SAME-Project / same-project

https://sameproject.ml/
Apache License 2.0
19 stars 8 forks source link

Functions can't refer to other functions #69

Closed lukemarsden closed 2 years ago

lukemarsden commented 2 years ago
def foo():
  pass

def bar():
  foo()

bar()

doesn't work when translating from notebook -> pipeline

Bubblyworld commented 2 years ago

Think I'm starting to work out what's going on here. Basically we aggregate the user's code blocks for each step into a python script that's run with exec(__code, __variables_to_mount, __loc), where __variables_to_mount extracts local variables from the previous pipeline step to simulate the name resolution rules in Jupyter notebooks, and __loc is just an empty namespace (see the kubeflow jinja templates for context). According to the docs for exec:

If globals and locals are given, they are used for the global and local variables, respectively. If provided, locals can be any mapping object. Remember that at the module level, globals and locals are the same dictionary. If exec gets two separate objects as globals and locals, the code will be executed as if it were embedded in a class definition.

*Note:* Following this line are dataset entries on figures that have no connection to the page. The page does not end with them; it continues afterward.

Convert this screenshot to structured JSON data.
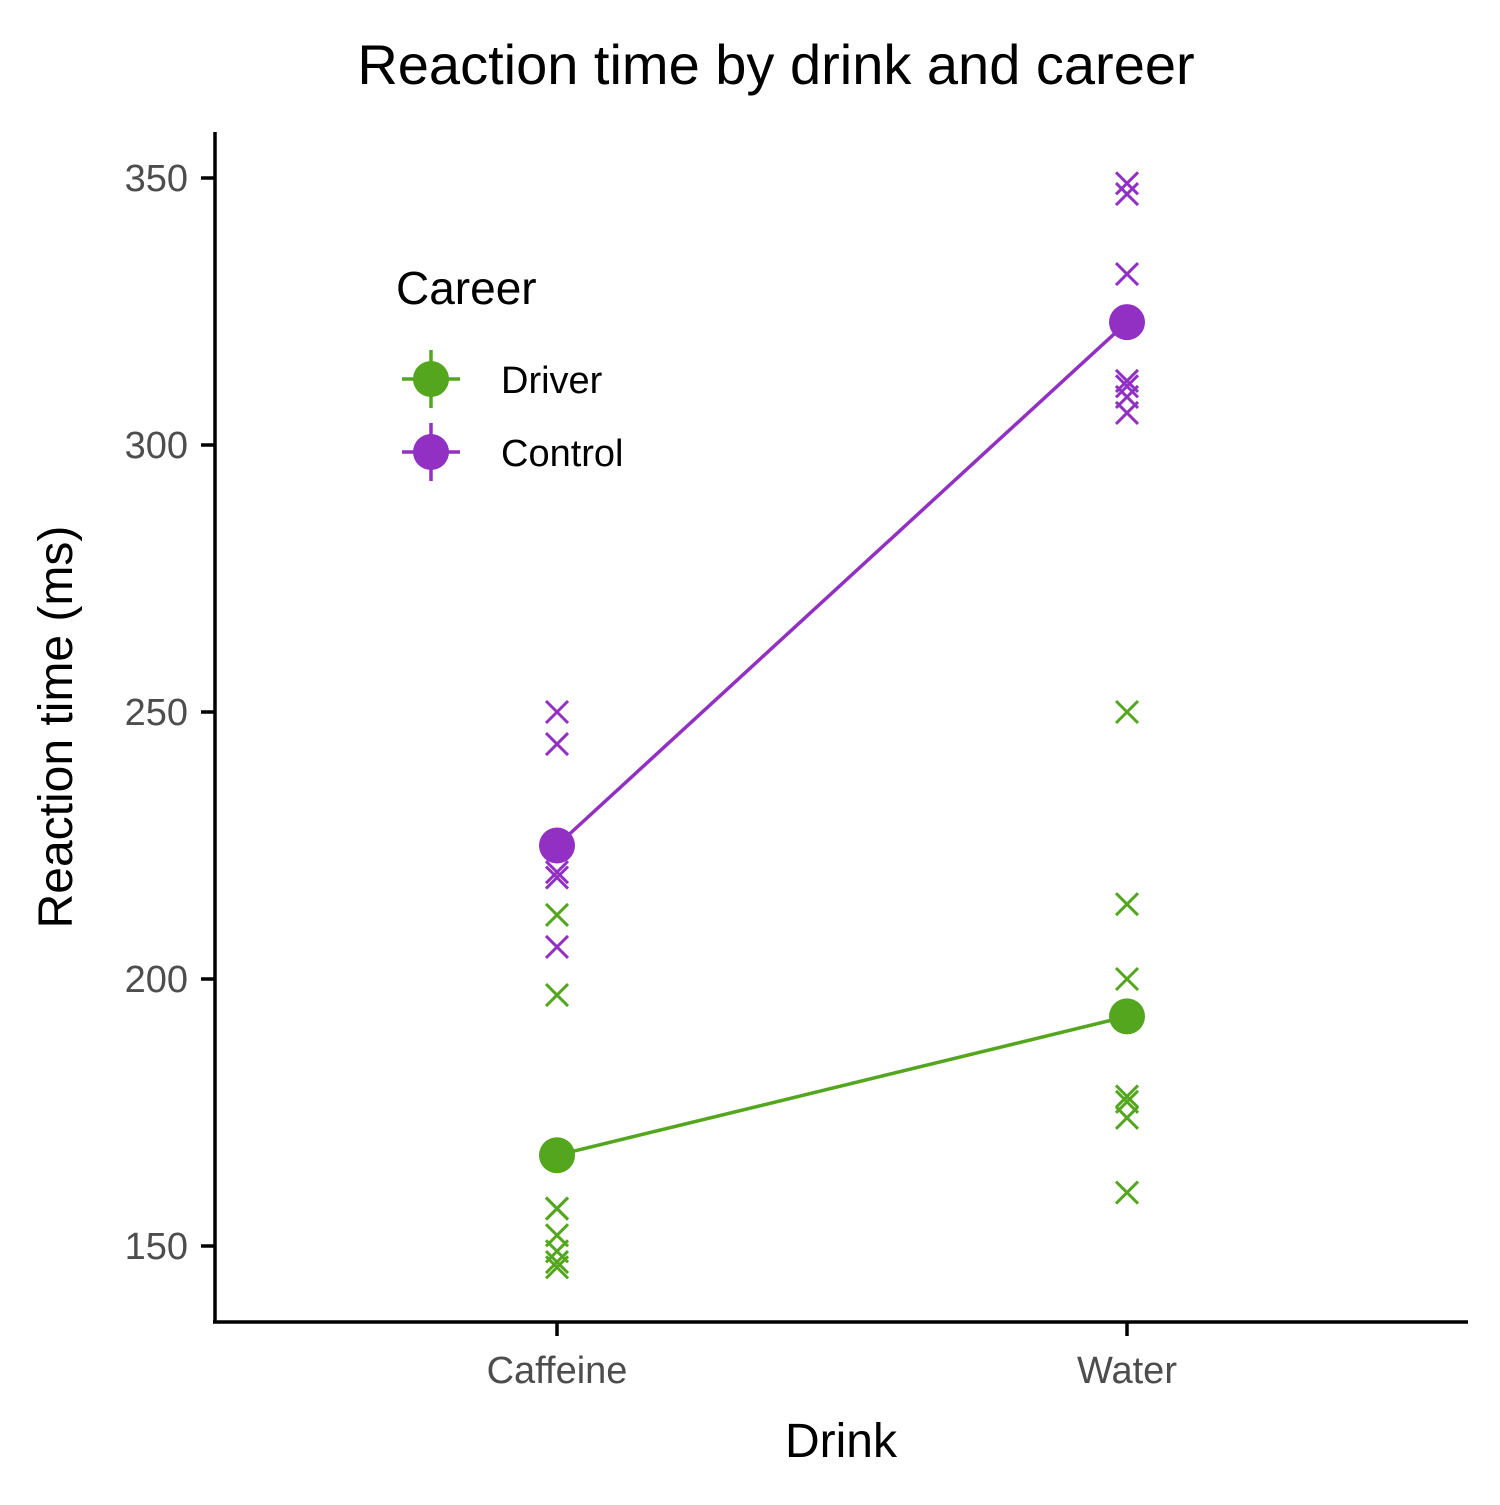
{
  "chart_data": {
    "type": "line",
    "title": "Reaction time by drink and career",
    "xlabel": "Drink",
    "ylabel": "Reaction time (ms)",
    "categories": [
      "Caffeine",
      "Water"
    ],
    "ylim": [
      136,
      358
    ],
    "yticks": [
      150,
      200,
      250,
      300,
      350
    ],
    "ytick_labels": [
      "150",
      "200",
      "250",
      "300",
      "350"
    ],
    "grid": false,
    "legend": {
      "title": "Career",
      "placement": "top-left-inside"
    },
    "series": [
      {
        "name": "Driver",
        "color": "#53a61e",
        "means": [
          167,
          193
        ],
        "observations": [
          [
            157,
            157,
            152,
            149,
            147,
            146,
            197,
            212
          ],
          [
            250,
            214,
            200,
            178,
            177,
            174,
            160
          ]
        ]
      },
      {
        "name": "Control",
        "color": "#9130c2",
        "means": [
          225,
          323
        ],
        "observations": [
          [
            250,
            244,
            220,
            219,
            206
          ],
          [
            349,
            347,
            332,
            312,
            311,
            309,
            306
          ]
        ]
      }
    ]
  }
}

Since we're giving both a locals and a globals map in our call, the code is executed as if it's in the scope of a class definition. But class definitions have special name resolution rules:

Class definition blocks and arguments to exec() and eval() are special in the context of name resolution. [...] The scope of names defined in a class block is limited to the class block; it does not extend to the code blocks of methods – this includes comprehensions and generator expressions since they are implemented using a function scope.

In other words, I think these bugs are happening for the same reason something like this doesn't work:

class A:
  def a(self):
    pass

  def b(self):
    a()

x = A()
x.b()
Traceback (most recent call last):
  File "/dev/fd/63", line 9, in <module>
  File "/dev/fd/63", line 6, in b
NameError: name 'a' is not defined
Bubblyworld commented 2 years ago

Haven't thought of a plan to actually fix this yet (while keeping multistep pipelines working - we still need to extract the locals from a step and inject them into the next step). The idea of inlining the user's code directly instead of using exec() could work, but extracting the right locals might be tricky (we have a bunch of other variables/functions defined in the jinja templates, for instance).

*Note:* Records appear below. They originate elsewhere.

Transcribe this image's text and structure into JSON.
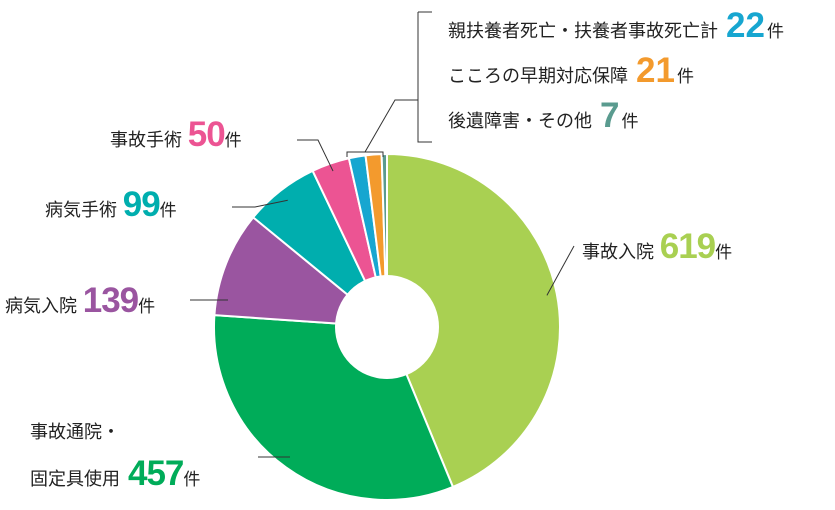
{
  "chart_data": {
    "type": "pie",
    "title": "",
    "unit": "件",
    "slices": [
      {
        "name": "事故入院",
        "value": 619,
        "color": "#a9d052"
      },
      {
        "name": "事故通院・固定具使用",
        "name_line1": "事故通院・",
        "name_line2": "固定具使用",
        "value": 457,
        "color": "#00ac59"
      },
      {
        "name": "病気入院",
        "value": 139,
        "color": "#9a55a0"
      },
      {
        "name": "病気手術",
        "value": 99,
        "color": "#00aeae"
      },
      {
        "name": "事故手術",
        "value": 50,
        "color": "#ec5493"
      },
      {
        "name": "親扶養者死亡・扶養者事故死亡計",
        "value": 22,
        "color": "#17a6d0"
      },
      {
        "name": "こころの早期対応保障",
        "value": 21,
        "color": "#f39a2d"
      },
      {
        "name": "後遺障害・その他",
        "value": 7,
        "color": "#5a9b8f"
      }
    ],
    "donut": true
  }
}
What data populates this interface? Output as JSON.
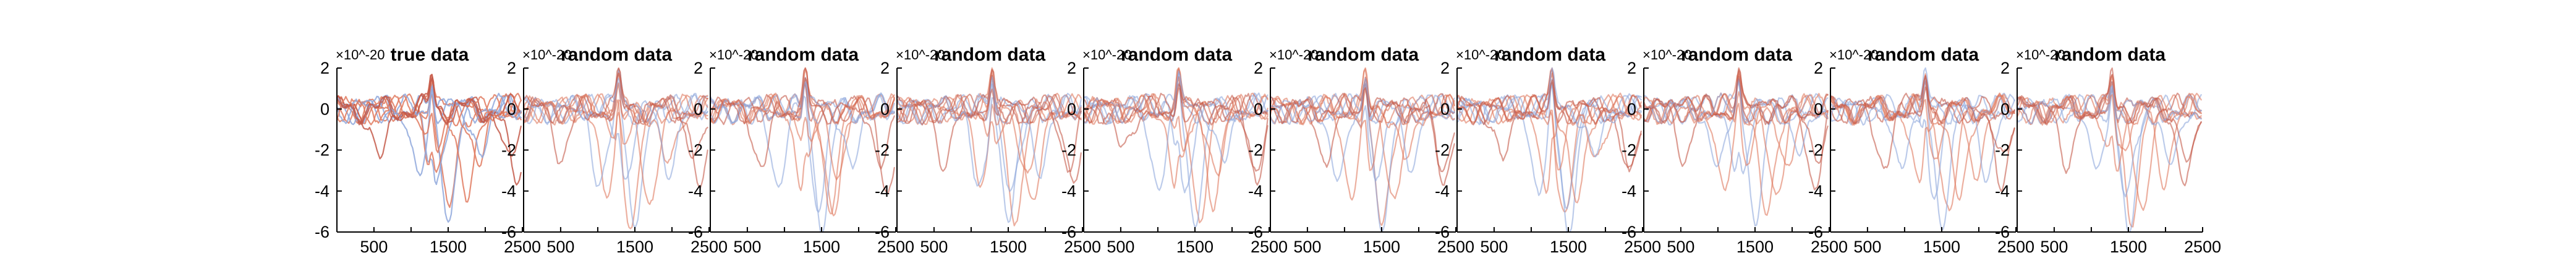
{
  "chart_data": {
    "type": "line",
    "layout": "10 small-multiple panels in a single row",
    "grid": false,
    "legend": "none",
    "x_ticks": [
      500,
      1000,
      1500,
      2000,
      2500
    ],
    "x_tick_labels": [
      "500",
      "1500",
      "2500"
    ],
    "xlim": [
      1,
      2500
    ],
    "y_ticks": [
      -6,
      -4,
      -2,
      0,
      2
    ],
    "ylim": [
      -6,
      2
    ],
    "y_exponent": "×10^-20",
    "colors": {
      "warm": "#e07a5f",
      "cool": "#8fa8dc",
      "dark": "#c45a4a"
    },
    "panels": [
      {
        "title": "true data",
        "seed": 1
      },
      {
        "title": "random data",
        "seed": 2
      },
      {
        "title": "random data",
        "seed": 3
      },
      {
        "title": "random data",
        "seed": 4
      },
      {
        "title": "random data",
        "seed": 5
      },
      {
        "title": "random data",
        "seed": 6
      },
      {
        "title": "random data",
        "seed": 7
      },
      {
        "title": "random data",
        "seed": 8
      },
      {
        "title": "random data",
        "seed": 9
      },
      {
        "title": "random data",
        "seed": 10
      }
    ],
    "series": [
      {
        "color": "warm",
        "peak_x": 1550,
        "peak_y": -5.4
      },
      {
        "color": "cool",
        "peak_x": 1600,
        "peak_y": -5.2
      },
      {
        "color": "warm",
        "peak_x": 1720,
        "peak_y": -4.6
      },
      {
        "color": "cool",
        "peak_x": 1420,
        "peak_y": -4.1
      },
      {
        "color": "warm",
        "peak_x": 1200,
        "peak_y": -3.9
      },
      {
        "color": "dark",
        "peak_x": 2300,
        "peak_y": -3.6
      },
      {
        "color": "cool",
        "peak_x": 980,
        "peak_y": -3.3
      },
      {
        "color": "warm",
        "peak_x": 1850,
        "peak_y": -3.1
      },
      {
        "color": "dark",
        "peak_x": 640,
        "peak_y": -2.4
      },
      {
        "color": "cool",
        "peak_x": 2000,
        "peak_y": -2.7
      },
      {
        "color": "warm",
        "peak_x": 1350,
        "peak_y": -2.2
      },
      {
        "color": "dark",
        "peak_x": 2420,
        "peak_y": -2.9
      }
    ]
  }
}
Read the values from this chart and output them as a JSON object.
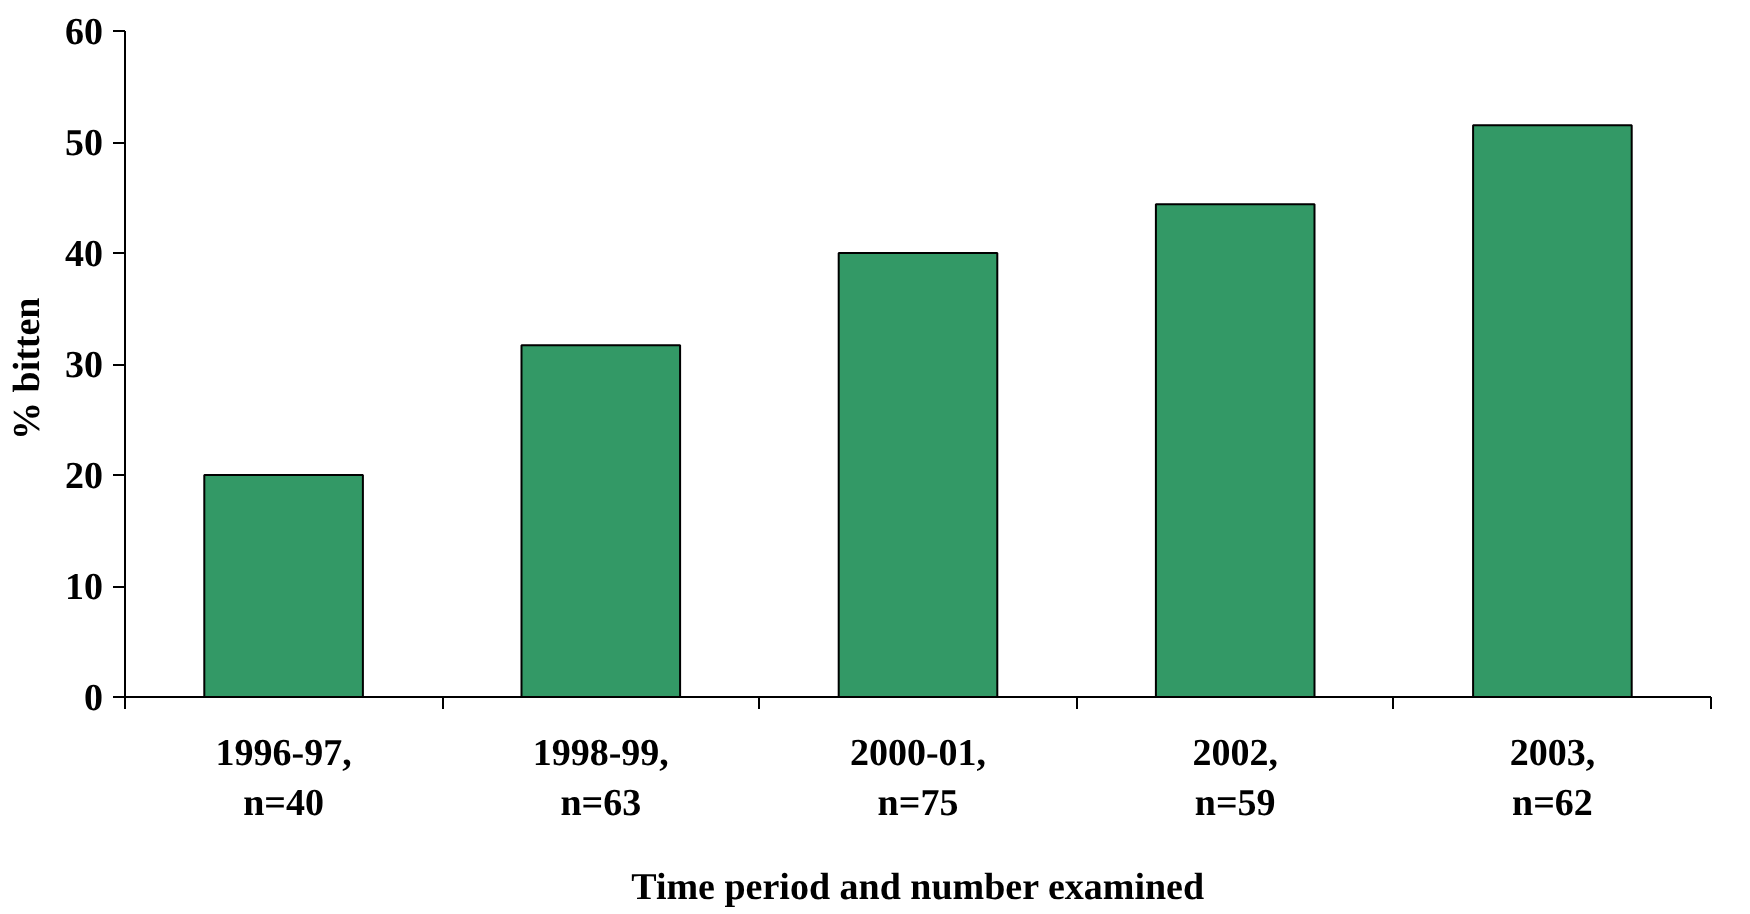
{
  "chart_data": {
    "type": "bar",
    "xlabel": "Time period and number examined",
    "ylabel": "%  bitten",
    "categories": [
      "1996-97,\nn=40",
      "1998-99,\nn=63",
      "2000-01,\nn=75",
      "2002,\nn=59",
      "2003,\nn=62"
    ],
    "values": [
      20,
      31.7,
      40,
      44.4,
      51.5
    ],
    "color": "#339966",
    "ylim": [
      0,
      60
    ],
    "yticks": [
      0,
      10,
      20,
      30,
      40,
      50,
      60
    ],
    "grid": false
  }
}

lukemarsden commented 2 years ago

Interesting, excellent digging! Maybe we can just merge new locals into the next step's globals..? And not pass two dictionaries in?

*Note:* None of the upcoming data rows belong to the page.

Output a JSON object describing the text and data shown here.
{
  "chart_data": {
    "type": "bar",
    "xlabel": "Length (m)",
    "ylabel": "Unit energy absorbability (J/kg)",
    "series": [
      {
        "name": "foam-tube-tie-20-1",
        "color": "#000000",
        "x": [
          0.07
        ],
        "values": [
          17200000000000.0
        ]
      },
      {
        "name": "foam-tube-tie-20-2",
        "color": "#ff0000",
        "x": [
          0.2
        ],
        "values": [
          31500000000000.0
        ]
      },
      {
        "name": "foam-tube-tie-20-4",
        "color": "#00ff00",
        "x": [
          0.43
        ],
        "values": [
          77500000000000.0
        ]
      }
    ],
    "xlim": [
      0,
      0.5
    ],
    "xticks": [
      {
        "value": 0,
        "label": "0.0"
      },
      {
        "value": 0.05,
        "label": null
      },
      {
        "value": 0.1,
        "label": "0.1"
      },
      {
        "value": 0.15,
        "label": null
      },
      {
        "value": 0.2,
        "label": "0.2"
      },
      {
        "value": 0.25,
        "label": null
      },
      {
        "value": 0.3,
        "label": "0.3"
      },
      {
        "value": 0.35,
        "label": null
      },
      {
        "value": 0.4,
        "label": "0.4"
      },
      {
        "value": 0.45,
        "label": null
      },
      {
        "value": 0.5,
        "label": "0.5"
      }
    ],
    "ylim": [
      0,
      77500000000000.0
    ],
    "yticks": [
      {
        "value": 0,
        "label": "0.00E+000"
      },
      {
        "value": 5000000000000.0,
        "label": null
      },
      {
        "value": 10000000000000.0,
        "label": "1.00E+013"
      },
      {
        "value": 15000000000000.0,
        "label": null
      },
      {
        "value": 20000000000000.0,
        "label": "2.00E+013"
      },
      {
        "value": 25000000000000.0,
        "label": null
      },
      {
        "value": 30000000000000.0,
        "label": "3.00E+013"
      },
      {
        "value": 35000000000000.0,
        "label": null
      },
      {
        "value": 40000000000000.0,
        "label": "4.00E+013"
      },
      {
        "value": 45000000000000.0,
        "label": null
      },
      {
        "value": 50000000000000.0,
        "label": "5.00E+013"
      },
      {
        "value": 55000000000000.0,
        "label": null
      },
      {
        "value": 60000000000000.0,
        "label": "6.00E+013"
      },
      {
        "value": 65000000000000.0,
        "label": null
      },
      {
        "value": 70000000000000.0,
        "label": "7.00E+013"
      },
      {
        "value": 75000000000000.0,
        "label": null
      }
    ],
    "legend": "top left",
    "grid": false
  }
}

aronchick commented 2 years ago

Hi! Sorry I would have been more than happy to walk through stuff to save you time :)

Luke had a good idea to template the users code into temp file and the import it at the point here - then all we have to inline with the eval of the context from the previous step. I suspect that importing will be more inline with the class rules you quote earlier, but honestly no idea until we test. It also feels like a much cleaner way but would love your thoughts!

Bubblyworld commented 2 years ago

Hey, no worries, software archaeology is an old hobby! =P

Yeah, so as far as I can see both options work - exec(code, ctx) will run the code in a fresh execution frame where locals() = globals() = ctx, which I think is exactly the same as importing a module where ctx has been inlined into globals().

The exec option probably makes dealing with context easier though, so I'll give that a try in the morning 🙏